Cade Lizotte, Class of 2019 - Champlin Park High School
My 400m PR is 49.54, and my 100m PR is 11.1. I unfortunately don't remember my 200m PR because it has been a while since I have ran it. I ran in State as a sophomore in 2017 running the 400m dash. I finished 7th place overall.
I have run track since sixth grade in middle school because I loved to run and wanted to see if I enjoyed running competitively. I first got involved in high school track to try and stay in shape for the other sports that I played. One of my coaches asked me to join track, so I did. I have played many sports throughout my life. I have competitively played/ran track and field, cross country, soccer, basketball, football, and tennis. Tennis and cross country I have not done for the high school. I am now only competing in track and field, and soccer.
A standout memory that I had from track was when I first came in as a freshman and I started running varsity. I was relatively shy at the time and I wasn't sure what to expect, but the seniors and varsity runners welcomed me with open arms and treated me like family.

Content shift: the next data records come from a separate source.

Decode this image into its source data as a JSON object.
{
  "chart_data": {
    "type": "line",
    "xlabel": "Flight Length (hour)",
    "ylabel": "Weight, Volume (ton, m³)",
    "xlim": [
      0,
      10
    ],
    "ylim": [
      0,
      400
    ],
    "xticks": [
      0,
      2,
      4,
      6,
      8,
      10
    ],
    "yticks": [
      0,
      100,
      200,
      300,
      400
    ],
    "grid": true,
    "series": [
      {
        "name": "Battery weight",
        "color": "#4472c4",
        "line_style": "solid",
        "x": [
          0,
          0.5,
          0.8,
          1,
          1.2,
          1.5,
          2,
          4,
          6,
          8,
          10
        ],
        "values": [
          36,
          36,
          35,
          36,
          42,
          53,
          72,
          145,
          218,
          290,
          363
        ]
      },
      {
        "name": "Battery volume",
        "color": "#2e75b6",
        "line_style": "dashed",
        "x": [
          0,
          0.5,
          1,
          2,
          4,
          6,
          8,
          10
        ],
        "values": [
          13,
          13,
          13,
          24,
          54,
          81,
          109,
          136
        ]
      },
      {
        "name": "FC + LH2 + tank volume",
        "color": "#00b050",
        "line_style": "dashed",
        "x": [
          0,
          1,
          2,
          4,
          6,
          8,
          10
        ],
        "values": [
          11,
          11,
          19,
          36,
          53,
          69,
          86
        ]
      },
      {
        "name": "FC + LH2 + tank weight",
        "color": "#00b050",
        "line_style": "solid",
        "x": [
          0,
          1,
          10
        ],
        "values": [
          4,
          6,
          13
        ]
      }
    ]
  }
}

After about a week of running with them they gave me my own warm up line to lead and named a few dynamic stretches after me. A couple of these were "karao-Cades" instead of karaokes and "Cade" skips instead of a thing we called C-skips.
My parents have been a great help to me throughout my entire track career. They have always been willing to help me from things like my diet, extra practice, or to help my psychologically get ready. A coach who greatly helped me even though I've known her for less than a year is my coach from my summer track team, Track Minnesota Elite, Dawn Johnson. She was always there for me and all her other athletes, ready to help however she could. She would always psychologically helped me when I wasn't feeling good about a race. She was always kind, funny, and always said the right thing to me even if I didn't think I needed it. She gave me a lot of helpful constructive criticism, and was strict when she needed to be.
You will often find some family cheering for me. My dad Steven, my mother Amy, my step-mother Kourtney Kemp, big brother Ethan, and also my two baby brothers Elliot and Graham.
My biggest challenge as an athlete has been choosing the sport/sports I wanted to pursue further. When I was younger I played many sports, and as I got older, especially into high school, I had to choose which sports I had to stop playing even if I loved them. Whenever I was faced with that choice, I thought about it for a very long time, looked at the pros and cons, and I often made uncertain/ hard decisions that to this day I still question sometimes. I am still overcoming those decisions I have had to make, and I do have some regrets, but to help me get over it I often try to realize that there is no going back, so I need to live with the choices I have made and have fun playing the sports I do now, which I do very much still enjoy.
My main goals this year are to have as much fun as possible while working as hard as I can, and make it as far into/close to the State Meet in as many events as I can.
We are mostly looking forward to spending this last year we have running track together.
I wouldn't exactly call it a superstition, but I always keep a baton in my school backpack the whole year.
When I'm not doing track I am often playing soccer or doing homework. On the weekends when I typically have more free time, I am hanging out with friends or my two baby brothers.
To the younger athletes I would say to try and find a good balance between hard work and fun in sports. Many times people get way too nervous or are way too hard on themselves when it comes to track. I myself have experienced the nerves of running track, but it's important to remember that sports are for fun, and if you don't get that time or jump in that race or jump, it's ok. That one run or jump will not effect your entire life, so there's no point in spending to much time being nervous before, or being regretful after. All you need to do is the best you can do, the rest will follow.
Form is more important than you think. When your form is good when you are sprinting, you should look like you aren't running "very fast" (that is, putting in much effort), but really you are running fast.
I am ambidextrous so I can come off the blocks pretty equally with either foot forwards.